National Parks in Scotland including The Cairngorms

North East Mountain Trust were invited to respond to the second stage of the Scottish Natural Heritage consultation on National Parks for Scotland. The General Council set up a Working Party to do this and Donald Thomas provides an overview of our response.

NEMT welcomed the opportunity to comment on the consultation paper and indicated our willingness to be involved in future face to face meetings representing the visiting recreational community, possibly in conjunction with the Mountaineering Council of Scotland.

The move to create the missing top-tier designation of land in Scotland is long overdue. This is no justification for rushing into structures that will not achieve the necessary protections, rather it gives Scotland the chance to learn from the experience of other countries and choose what is right for here. Much work has already been carried out in earlier consultations we indicated our support for the SWCL discussion paper Protecting Scotland's Finest Landscapes and the earlier CCS paper Mountain Areas of Scotland. The National Park consultation came in the midst of debate on Access and Land Use. These three issues will come before the new Scottish Parliament and will have to be taken together.

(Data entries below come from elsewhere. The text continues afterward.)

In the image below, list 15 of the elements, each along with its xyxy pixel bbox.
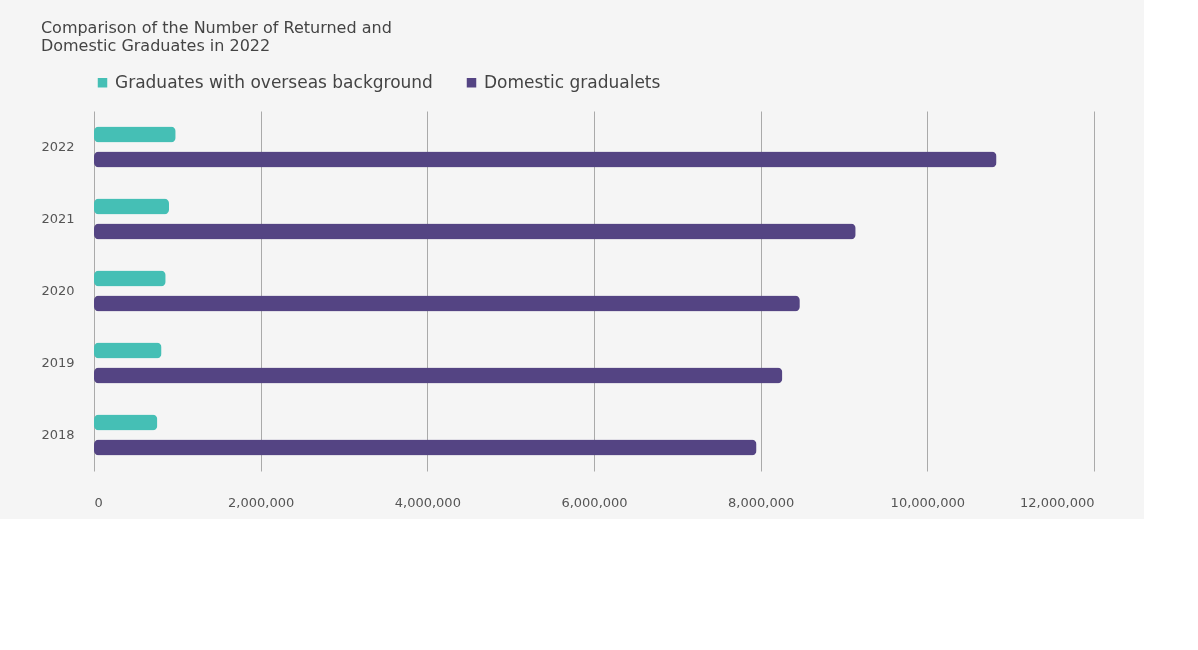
y-tick-label: 2018 (41, 427, 75, 442)
chart-title: Comparison of the Number of Returned and Domestic Graduates in 2022 (40, 18, 392, 55)
y-tick-label: 2022 (41, 139, 75, 154)
legend-label: Domestic gradualets (484, 71, 661, 92)
x-tick-label: 8,000,000 (728, 494, 795, 510)
legend-label: Graduates with overseas background (115, 71, 433, 92)
x-tick-label: 2,000,000 (228, 494, 295, 510)
x-tick-label: 10,000,000 (890, 494, 966, 510)
x-tick-label: 0 (94, 494, 103, 510)
y-tick-label: 2019 (41, 355, 75, 370)
x-tick-label: 12,000,000 (1020, 494, 1095, 510)
x-tick-label: 6,000,000 (561, 494, 628, 510)
x-tick-label: 4,000,000 (394, 494, 461, 510)
y-tick-label: 2020 (41, 283, 75, 298)
y-tick-label: 2021 (41, 211, 75, 226)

In its consultation paper, SNH had laid out their initial approach, asked some specific questions and asked for comments on the issue as a whole. We tackled some of the key issues but confined any specific response to the proposed Cairngorm National Park area. Other bodies are more qualified to comment on the other specific geographic area (Loch Lomond and the Trossachs).


Whilst sharing SNH's objectives of conservation of natural heritage, encouraging sustainable rural communities and providing for public enjoyment, NEMT felt that the stated equal importance of each was inappropriate. Above all National Park status should provide "Permanent protection of the finest wild land in Scotland" and "achieve the highest available World Heritage Designation for each area". Inevitably, this will at times conflict with SNH's other stated aims.

Rural revival may be a main source of funding for Scottish National Parks, so will have a prominent place in the proposals. However the provision of facilities to encourage investment and the promotion of areas to encourage tourism both detract from the wild nature of an area.

Visitors (in increasing numbers) will visit Scotland's wild areas, with or without National Park status. New powers accompanying the status should help in the management of the problems created by this popularity. We envisage differing levels of protection within each park (zoning), with certain activities being matched to the appropriate zone. Existing scientific designations (SSSI) would be retained.

The take-home message remains the same as our first submission to SNH - Meaningful powers and adequate funding are required for National Parks to work in Scotland.